A clean in-sample equity curve means almost nothing. Two tests separate real strategies from curve-fits: walk-forward analysis and Monte Carlo simulation. alphabench's Quant agent can run both on any completed backtest in one prompt.
1. Why these two tests
- Walk-forward answers: "would this strategy have worked if I'd traded it out-of-sample, retraining periodically as new data arrives?"
- Monte Carlo answers: "how much of the equity curve is luck? What does the distribution of outcomes look like under random trade reordering and bootstrap resampling?"
A strategy that survives both is a candidate for paper trading. A strategy that fails either should be rejected, not "improved" with more parameters.
2. Walk-forward analysis
After any backtest, ask:
"Run a walk-forward test with 6 folds, 70/30 train/test split, on this strategy."
The Quant agent calls walk_forward_test. You'll get:
- In-sample vs out-of-sample Sharpe per fold — the gap should be < 30%.
- Stability of optimal parameters across folds — wildly different optima per fold means the strategy isn't really optimized for anything.
- Stitched out-of-sample equity curve — the only equity curve a serious researcher should ever look at.
If out-of-sample Sharpe collapses below 0.5, throw the strategy out. No amount of re-tuning saves it.
3. Monte Carlo simulation
Run alongside walk-forward:
"Run a Monte Carlo simulation with 1000 paths using trade reshuffling and bootstrap resampling on the original trade log."

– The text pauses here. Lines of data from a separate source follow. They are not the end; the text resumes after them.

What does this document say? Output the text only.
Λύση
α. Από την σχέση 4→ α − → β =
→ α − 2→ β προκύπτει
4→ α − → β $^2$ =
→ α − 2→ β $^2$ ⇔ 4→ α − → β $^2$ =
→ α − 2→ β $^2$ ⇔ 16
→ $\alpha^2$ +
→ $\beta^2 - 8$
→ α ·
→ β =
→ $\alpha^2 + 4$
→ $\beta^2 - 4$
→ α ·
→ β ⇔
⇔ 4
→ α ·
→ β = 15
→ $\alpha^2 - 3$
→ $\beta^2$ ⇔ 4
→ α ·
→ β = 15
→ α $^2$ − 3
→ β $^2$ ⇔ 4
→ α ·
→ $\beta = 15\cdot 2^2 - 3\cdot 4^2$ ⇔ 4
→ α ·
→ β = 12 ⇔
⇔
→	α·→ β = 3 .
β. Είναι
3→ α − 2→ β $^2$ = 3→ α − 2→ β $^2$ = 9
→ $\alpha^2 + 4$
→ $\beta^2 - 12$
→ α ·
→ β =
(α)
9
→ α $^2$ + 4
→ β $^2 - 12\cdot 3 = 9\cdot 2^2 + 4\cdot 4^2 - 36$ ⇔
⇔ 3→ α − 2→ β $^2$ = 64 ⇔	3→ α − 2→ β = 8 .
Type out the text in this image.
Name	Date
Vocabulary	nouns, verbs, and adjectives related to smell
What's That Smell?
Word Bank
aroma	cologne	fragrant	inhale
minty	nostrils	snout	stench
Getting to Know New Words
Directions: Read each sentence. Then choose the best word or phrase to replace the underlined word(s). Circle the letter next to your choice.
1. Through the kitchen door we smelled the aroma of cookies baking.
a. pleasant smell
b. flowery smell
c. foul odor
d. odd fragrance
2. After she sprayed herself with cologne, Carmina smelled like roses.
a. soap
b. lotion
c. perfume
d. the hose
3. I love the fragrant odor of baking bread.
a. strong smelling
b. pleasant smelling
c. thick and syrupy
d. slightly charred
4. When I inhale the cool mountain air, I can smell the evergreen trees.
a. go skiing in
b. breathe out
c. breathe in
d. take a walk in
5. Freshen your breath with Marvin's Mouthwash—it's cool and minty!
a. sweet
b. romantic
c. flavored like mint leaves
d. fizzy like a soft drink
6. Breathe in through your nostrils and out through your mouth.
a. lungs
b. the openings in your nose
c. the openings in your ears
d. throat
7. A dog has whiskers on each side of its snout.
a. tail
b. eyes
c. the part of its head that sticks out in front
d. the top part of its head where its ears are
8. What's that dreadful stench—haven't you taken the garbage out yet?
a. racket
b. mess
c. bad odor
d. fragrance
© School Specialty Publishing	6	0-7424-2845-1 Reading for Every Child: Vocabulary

The Quant agent calls monte_carlo_test and returns:
- Distribution of final equity — the original equity curve should sit near the median, not in the top 5%.
- Probability of a max drawdown > X% — useful for capital allocation.
- Confidence interval on Sharpe — a wide interval (e.g. [-0.3, 1.5]) means your Sharpe is largely noise.
4. Reading both together
| Walk-forward | Monte Carlo | Verdict |
|---|---|---|
| OOS Sharpe ≈ IS Sharpe | Original near median | Real strategy. Deploy to paper. |
| OOS Sharpe much lower than IS | Original near top tail | Curve-fit. Reject. |
| OOS Sharpe ≈ IS Sharpe | Original near top tail | Lucky. Re-test on more data. |
| OOS Sharpe much lower than IS | Original near median | Underlying edge decayed. Reject. |
5. What the agents do behind the scenes
The Planner agent recognizes "validate" and "robustness" prompts and routes them to the Quant agent with the existing strategy DSL. No re-coding required — the same strategy runs through both tests on the same RaptorBT execution path.
6. Final gate before paper trading
A strategy that passes both tests still needs to survive the paper trading engine for at least 2 weeks against live ticks before going live with real capital. The agents do their job; market microstructure does the rest.